Liberation and never forgetting
I was lying backwards in the hospital bed and there were three Kurdish channels on the television. I had switched to Çira TV and so I was able to follow all the news from Kobanê. Heval Dilbirîn who got wounded next to me came with me here, but he died. I saw the death of Heval Viyan Peyman in the news. I followed everything what happened in the town in the last days via the Çira channel.
Then the day came when we announced the liberation of the Kobanê. This day, I don’t even know how to describe it now. This great joy and excitement that this day really had coming was and remains indescribable. On the one hand my heart exploded with joy, on the other hand my eyes were full of tears that wouldn’t stop flowing. One eye was completely wounded and consisted only of a deep wound. At the same time, my heart was beating so strongly, it was on the one hand the love of liberation and on the other hand all the comrades who had fallen in the battle. The people who had fled and came back to rebuild the ruins. The great joy and the great pain for the loss of the comrades. I cried terribly. Because of the wound there were no tears only blood.

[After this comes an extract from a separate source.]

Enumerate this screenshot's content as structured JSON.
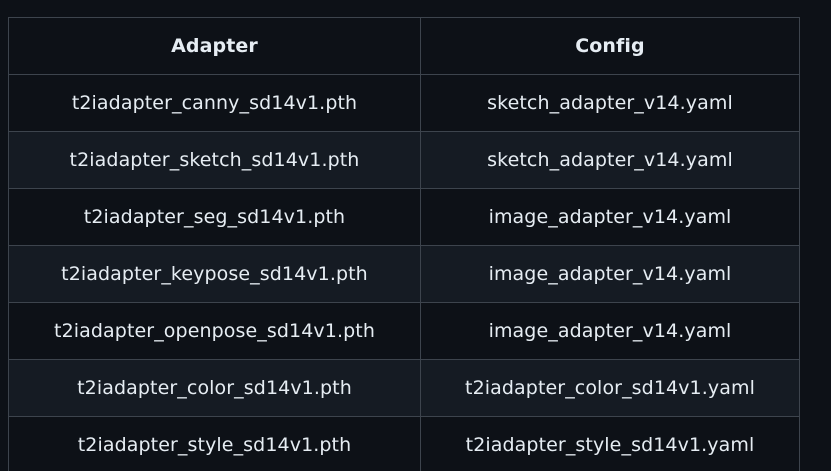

A nurse came in who hadn’t seen me before. I didn’t even noticed here. She immediately called all the doctors together, but there was no eye specialist. She saw the TV videos of the Kobanê liberation. How the comrades were hoisting the seven-metre-long flag. How the people were gathering together all over the hill of Miştenûr. The doctor looked at me, then at the TV and then back at me until he switched off the TV and gave me a relaxing injection. I fell asleep for quite a while and only opened my eyes again after a long sleep. When I woke up again, I immediately said: “Switch the TV back on”. I had calmed down a bit. It’s not easy for a person to express such feelings, what I had been through is not something that can really be told. And I think what I was going through at that moment was something I had never experienced before in my whole life.

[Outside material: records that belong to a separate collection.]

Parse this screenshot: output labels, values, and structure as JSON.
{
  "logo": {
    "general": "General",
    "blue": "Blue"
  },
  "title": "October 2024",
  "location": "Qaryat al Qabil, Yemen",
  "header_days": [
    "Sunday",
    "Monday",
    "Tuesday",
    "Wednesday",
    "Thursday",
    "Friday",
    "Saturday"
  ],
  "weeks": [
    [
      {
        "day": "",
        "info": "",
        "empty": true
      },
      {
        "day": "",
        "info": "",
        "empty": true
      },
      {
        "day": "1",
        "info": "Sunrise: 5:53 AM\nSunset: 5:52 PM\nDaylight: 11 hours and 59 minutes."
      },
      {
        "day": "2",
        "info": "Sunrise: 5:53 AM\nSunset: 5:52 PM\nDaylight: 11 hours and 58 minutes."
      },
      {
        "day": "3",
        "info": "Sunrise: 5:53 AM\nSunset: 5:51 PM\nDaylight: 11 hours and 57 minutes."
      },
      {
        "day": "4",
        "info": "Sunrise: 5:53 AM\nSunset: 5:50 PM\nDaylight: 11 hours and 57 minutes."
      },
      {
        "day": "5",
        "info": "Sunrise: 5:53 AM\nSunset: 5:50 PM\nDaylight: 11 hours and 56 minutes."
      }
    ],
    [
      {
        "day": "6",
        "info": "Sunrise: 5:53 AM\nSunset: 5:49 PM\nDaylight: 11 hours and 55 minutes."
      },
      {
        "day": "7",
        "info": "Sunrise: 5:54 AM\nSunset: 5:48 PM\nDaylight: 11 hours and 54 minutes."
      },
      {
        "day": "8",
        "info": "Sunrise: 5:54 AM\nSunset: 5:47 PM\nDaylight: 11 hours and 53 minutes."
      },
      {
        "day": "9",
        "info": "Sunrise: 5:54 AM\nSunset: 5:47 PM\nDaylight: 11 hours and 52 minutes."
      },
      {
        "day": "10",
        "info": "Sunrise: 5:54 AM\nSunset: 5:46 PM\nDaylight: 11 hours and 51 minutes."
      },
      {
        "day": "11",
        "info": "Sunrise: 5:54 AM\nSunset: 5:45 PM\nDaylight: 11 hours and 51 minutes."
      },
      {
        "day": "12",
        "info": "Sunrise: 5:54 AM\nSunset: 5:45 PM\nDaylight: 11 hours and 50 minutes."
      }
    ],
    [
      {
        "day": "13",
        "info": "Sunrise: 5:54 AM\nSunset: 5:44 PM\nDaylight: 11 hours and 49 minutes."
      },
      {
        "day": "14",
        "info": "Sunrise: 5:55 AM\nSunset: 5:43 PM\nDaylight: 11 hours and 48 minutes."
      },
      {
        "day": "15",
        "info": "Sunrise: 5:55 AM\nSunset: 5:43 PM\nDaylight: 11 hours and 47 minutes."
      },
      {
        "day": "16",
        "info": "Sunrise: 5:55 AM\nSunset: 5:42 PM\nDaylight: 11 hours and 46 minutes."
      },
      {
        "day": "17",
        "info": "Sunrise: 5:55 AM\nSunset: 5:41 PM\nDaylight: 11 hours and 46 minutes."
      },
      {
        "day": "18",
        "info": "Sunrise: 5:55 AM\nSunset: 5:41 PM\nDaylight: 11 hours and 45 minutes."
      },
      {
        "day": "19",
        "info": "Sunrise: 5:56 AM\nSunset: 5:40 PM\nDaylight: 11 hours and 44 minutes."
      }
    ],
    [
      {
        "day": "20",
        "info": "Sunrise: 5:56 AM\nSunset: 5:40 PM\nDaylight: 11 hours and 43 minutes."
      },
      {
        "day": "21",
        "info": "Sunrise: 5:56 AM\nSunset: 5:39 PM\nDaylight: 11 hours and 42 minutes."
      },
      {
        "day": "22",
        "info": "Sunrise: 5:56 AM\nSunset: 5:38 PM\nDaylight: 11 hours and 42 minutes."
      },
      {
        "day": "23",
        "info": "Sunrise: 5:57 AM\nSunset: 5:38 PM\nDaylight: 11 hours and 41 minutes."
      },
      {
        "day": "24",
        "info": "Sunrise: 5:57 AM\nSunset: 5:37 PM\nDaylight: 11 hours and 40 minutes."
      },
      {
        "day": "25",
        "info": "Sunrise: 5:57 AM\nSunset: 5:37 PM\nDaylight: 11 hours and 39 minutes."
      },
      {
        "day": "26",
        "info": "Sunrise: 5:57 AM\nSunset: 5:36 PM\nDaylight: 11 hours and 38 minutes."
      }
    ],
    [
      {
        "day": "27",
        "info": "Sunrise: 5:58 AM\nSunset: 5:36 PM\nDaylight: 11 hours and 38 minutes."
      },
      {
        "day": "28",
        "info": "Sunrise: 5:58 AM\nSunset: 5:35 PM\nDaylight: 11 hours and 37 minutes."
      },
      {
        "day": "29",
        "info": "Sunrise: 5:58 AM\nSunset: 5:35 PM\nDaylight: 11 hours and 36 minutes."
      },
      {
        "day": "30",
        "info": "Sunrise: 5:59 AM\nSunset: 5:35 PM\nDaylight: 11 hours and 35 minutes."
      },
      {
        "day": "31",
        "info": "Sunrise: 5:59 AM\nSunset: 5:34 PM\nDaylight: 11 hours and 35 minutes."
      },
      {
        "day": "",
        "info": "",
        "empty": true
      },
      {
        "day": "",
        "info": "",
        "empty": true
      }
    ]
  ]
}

That’s how it was. After that, I came back to Kobanê. I would like to tell you a bit more about Şehîd Deştî, Şehîd Azê, Şehîd Serbest, Şehîd Xemgîn, Şehîd Nûda, Şehîd Nefel, Şehîd Zîn Sanzu, Şehid Hamze, Şehîd Berîtan, Şehîd Feyzal (Abû Leyla), with whom I was together for a long time, Şehîd Ebdu and all the others. I would like to tell you a bit more about all of them afterwards.
Because all these comrades were such dear friends. Şehid Hebûn Derîk, Şehîd Özgür, with whom I was at a meeting, Heval Çekdar, and there are really thousands of them, the comrades from the society who fought with us, we can tell you much more about all of them individually and remember them. But this is what I can tell you for now.